Die Medizinerin von heute? Muss mehr können als nur Diagnosen auswendig ratternd vortragen. Kommunikation, Empathie, auch mal klare Kante zeigen – das zählt, vielleicht mehr denn je. Wir stehen inmitten gesellschaftlicher Debatten zu Diversität, Nachhaltigkeit, Digitalisierung. Alte Rollenbilder lösen sich gerade auf (zum Glück!), das Stigma der „Quotenfrau“, längst überholt. Aber unterschätzen sollte man die Trägheit des Systems nicht. Karrierechancen? Sind da – doch flexible Modelle, innovative Fachrichtungen, echte Teamarbeit: Noch ausbaufähig. Dafür wächst das Bewusstsein, dass gesunde Work-Life-Balance keine Floskel für Werbebroschüren sein darf. Dass Körper und Seele nicht nur bei den Patient:innen zählen, sondern auch im weißen Kittel. Ich habe gelernt: Manchmal hilft es, sich und anderen einzugestehen, wenn es zu viel wird. Solidarität unter Kolleginnen ist keine Schwäche – sondern überlebenswichtig.


Zwischen Berufung, Zweifel und nüchternen Fakten

Vielleicht romantisiere ich ab und zu, wie es wäre, in einer besser organisierten, wertschätzenderen Medizin zu arbeiten.

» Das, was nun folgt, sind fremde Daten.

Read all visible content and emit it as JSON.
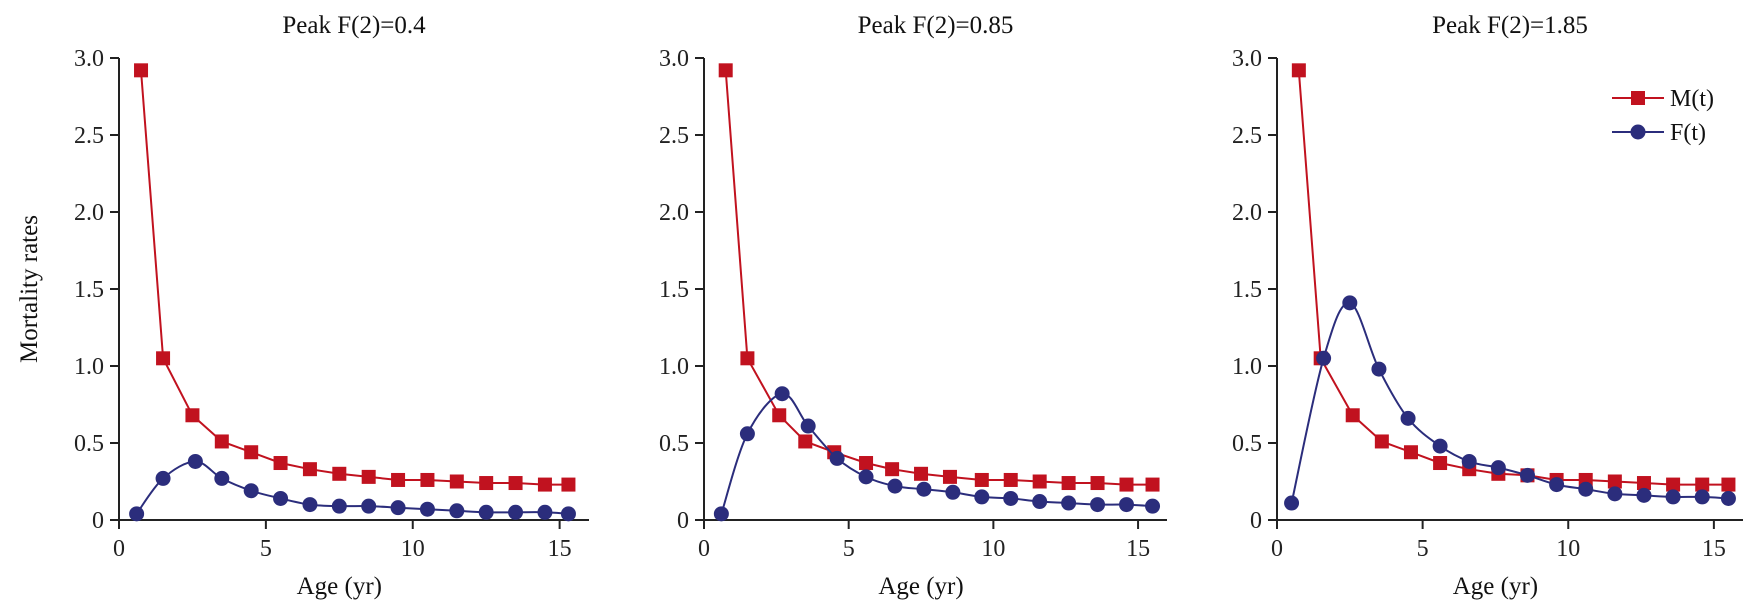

Manchmal frage ich mich, warum trotzdem so viele diesen Weg wählen – und dann sehe ich es: Die leuchtenden Augen, wenn eine schwierige Diagnose gestellt, ein Leben verbessert oder ein altgedienter Kollege mit ehrlichem Schulterklopfen verabschiedet wird. Fachliche Exzellenz bleibt natürlich Grundvoraussetzung, aber mindestens ebenso wichtig ist die Fähigkeit, sich immer wieder auf Neues einzulassen, mitzuwachsen – und dem eigenen Frust auch mal Raum zu geben, ohne dabei den Humor zu verlieren. Bleibt am Ende die Frage: Gibt es ein Patentrezept für den Einstieg oder die nächste Karrierestufe in der Medizin? Wohl kaum. Aber es gibt Richtungen. Und manchmal reicht es schon, den nächsten Schritt zu gehen, auch wenn der Weg erst unterwegs klarer wird. So oder so: Wer Medizinerin wird, der muss Vielfalt mögen. Und Nerven wie Drahtseile haben. Aber ganz ehrlich – manches davon lernt man erst unterwegs.